The strong prevalence of black and white as people’s visual perception of nothing and everything had led me to further explore and theorize about their significance. I have learned that black and white are both theoretically impossible to create as they involve all three primary colors being combined in exactly equal proportions; white reflecting the combinations in light, and black reflecting the combinations in matter.
The connections between colors, concepts, objects and their significance has instilled within me a tendency to automatically focus on or search for the similarities between things while filtering out the differences. While this has enhanced my creative abilities, it has often hindered my ability to follow directions, analyze events in isolation, and maintain satisfaction with the status quo. It has also caused me to question the standard format of education.

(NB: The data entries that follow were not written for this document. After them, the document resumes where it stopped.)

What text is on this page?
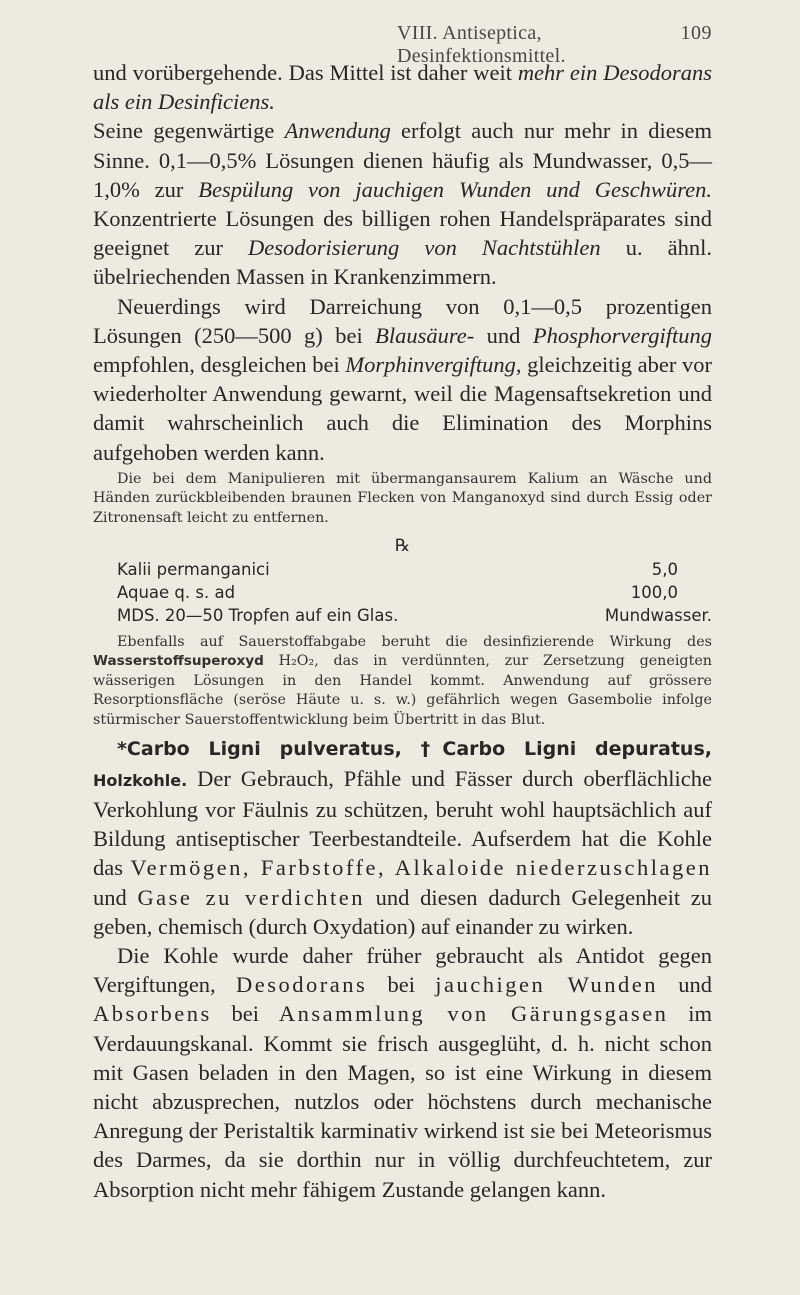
VIII. Antiseptica, Desinfektionsmittel.
109

und vorübergehende. Das Mittel ist daher weit mehr ein Desodorans als ein Desinficiens.
Seine gegenwärtige Anwendung erfolgt auch nur mehr in diesem Sinne. 0,1—0,5% Lösungen dienen häufig als Mundwasser, 0,5—1,0% zur Bespülung von jauchigen Wunden und Geschwüren. Konzentrierte Lösungen des billigen rohen Handelspräparates sind geeignet zur Desodorisierung von Nachtstühlen u. ähnl. übelriechenden Massen in Krankenzimmern.

Neuerdings wird Darreichung von 0,1—0,5 prozentigen Lösungen (250—500 g) bei Blausäure- und Phosphorvergiftung empfohlen, desgleichen bei Morphinvergiftung, gleichzeitig aber vor wiederholter Anwendung gewarnt, weil die Magensaftsekretion und damit wahrscheinlich auch die Elimination des Morphins aufgehoben werden kann.

Die bei dem Manipulieren mit übermangansaurem Kalium an Wäsche und Händen zurückbleibenden braunen Flecken von Manganoxyd sind durch Essig oder Zitronensaft leicht zu entfernen.
℞
Kalii permanganici	5,0
Aquae q. s. ad	100,0
MDS. 20—50 Tropfen auf ein Glas.	Mundwasser.
Ebenfalls auf Sauerstoffabgabe beruht die desinfizierende Wirkung des Wasserstoffsuperoxyd H₂O₂, das in verdünnten, zur Zersetzung geneigten wässerigen Lösungen in den Handel kommt. Anwendung auf grössere Resorptionsfläche (seröse Häute u. s. w.) gefährlich wegen Gasembolie infolge stürmischer Sauerstoffentwicklung beim Übertritt in das Blut.

*Carbo Ligni pulveratus, †Carbo Ligni depuratus, Holzkohle. Der Gebrauch, Pfähle und Fässer durch oberflächliche Verkohlung vor Fäulnis zu schützen, beruht wohl hauptsächlich auf Bildung antiseptischer Teerbestandteile. Aufserdem hat die Kohle das Vermögen, Farbstoffe, Alkaloide niederzuschlagen und Gase zu verdichten und diesen dadurch Gelegenheit zu geben, chemisch (durch Oxydation) auf einander zu wirken.

Die Kohle wurde daher früher gebraucht als Antidot gegen Vergiftungen, Desodorans bei jauchigen Wunden und Absorbens bei Ansammlung von Gärungsgasen im Verdauungskanal. Kommt sie frisch ausgeglüht, d. h. nicht schon mit Gasen beladen in den Magen, so ist eine Wirkung in diesem nicht abzusprechen, nutzlos oder höchstens durch mechanische Anregung der Peristaltik karminativ wirkend ist sie bei Meteorismus des Darmes, da sie dorthin nur in völlig durchfeuchtetem, zur Absorption nicht mehr fähigem Zustande gelangen kann.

Because it is virtually impossible for me to consider one subject without connecting it to another, I have never understood school’s need to divorce subjects like science and math from their lingual and philosophical counterparts. For this reason, a great deal of my pieces attempt to reconcile these divides. By depicting images on geometric canvases and by using a very systematic process, I am trying to show the ways in which art can be a very mathematical subject. Basing my decisions off of color theory and using a very scientific method to create the colors used in my pieces also allows me to combine the two fields and art without drawing any direct attention to the subjects of science and math.
Overall, the art that I make reflects my perception of the world around me. I visually depict the similarities I see in objects and concepts that many would assume are unrelated.